MPs recommended that planning for future pandemics should have ‘a more developed and explicit consideration of the intense interaction between the NHS and social care’, and that the prominence of the sector in the DHSC should be enhanced.

‘It [the government] must ensure that there is parity between the health and care sectors so that social care is given proper priority in a future crisis,’ said the report.

‘Long term reform of social care is overdue and should be pursued as a matter of urgency.’

New funding

In September, MPs voted in favour of an increase to National Insurance to fund the NHS and social care, in a plan which the Prime Minister called ‘the biggest catch-up programme’ in UK history.

The report referenced this move but said: ‘We note that despite the Government’s recent announcement the level of new investment in social care from 2023/24 remains unclear.’

It added that this report was only an initial assessment of the handling of the pandemic and a public inquiry to examine the response in more detail should be launched ‘as soon as possible’.

Responding to the report, the deputy chief executive of NHS Providers, Saffron Cordery, said: ‘A lack of coherent national policy making to protect social care and care homes, the speed with which social distancing measures were adopted and later lifted by government, and the performance of the Test and Trace system, have all understandably come under criticism.

‘The consequences of those decisions have left a devastating legacy: over 150,000 deaths linked to Covid-19 across the UK with a tragic and disproportionate impact on health and care staff from Black, Asian and minority ethnic backgrounds, and the exposure of deep social, economic and health inequalities for Black, Asian and minority communities, which will take years to address.’

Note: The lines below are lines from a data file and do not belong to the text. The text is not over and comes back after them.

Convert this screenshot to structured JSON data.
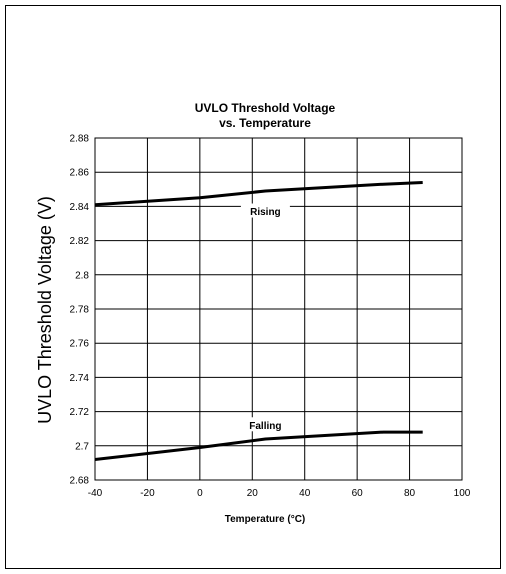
{
  "chart_data": {
    "type": "line",
    "title": "UVLO Threshold Voltage",
    "subtitle": "vs. Temperature",
    "xlabel": "Temperature (°C)",
    "ylabel": "UVLO Threshold Voltage (V)",
    "xlim": [
      -40,
      100
    ],
    "ylim": [
      2.68,
      2.88
    ],
    "x_ticks": [
      -40,
      -20,
      0,
      20,
      40,
      60,
      80,
      100
    ],
    "x_tick_labels": [
      "-40",
      "-20",
      "0",
      "20",
      "40",
      "60",
      "80",
      "100"
    ],
    "y_ticks": [
      2.68,
      2.7,
      2.72,
      2.74,
      2.76,
      2.78,
      2.8,
      2.82,
      2.84,
      2.86,
      2.88
    ],
    "y_tick_labels": [
      "2.68",
      "2.7",
      "2.72",
      "2.74",
      "2.76",
      "2.78",
      "2.8",
      "2.82",
      "2.84",
      "2.86",
      "2.88"
    ],
    "grid": true,
    "series": [
      {
        "name": "Rising",
        "x": [
          -40,
          0,
          25,
          70,
          85
        ],
        "y": [
          2.841,
          2.845,
          2.849,
          2.853,
          2.854
        ],
        "color": "#000000"
      },
      {
        "name": "Falling",
        "x": [
          -40,
          0,
          25,
          70,
          85
        ],
        "y": [
          2.692,
          2.699,
          2.704,
          2.708,
          2.708
        ],
        "color": "#000000"
      }
    ],
    "annotations": [
      {
        "text": "Rising",
        "x": 25,
        "y": 2.837
      },
      {
        "text": "Falling",
        "x": 25,
        "y": 2.712
      }
    ]
  }
}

However, the report did praise the UK’s Covid vaccination programme, which it said was one of the ‘most effective initiatives in UK history’.

A Government spokesperson said: ‘Throughout the pandemic we have been guided by scientific and medical experts and we never shied away from taking quick and decisive action to save lives and protect our NHS, including introducing restrictions and lockdowns.

‘Thanks to a collective national effort, we avoided NHS services becoming overwhelmed and our phenomenal vaccination programme has built a wall of defence, with over 24.3 million infections prevented and more than 130,000 lives saved so far.

‘As the Prime Minister has said, we are committed to learning lessons from the pandemic and have committed to holding a full public inquiry in Spring.’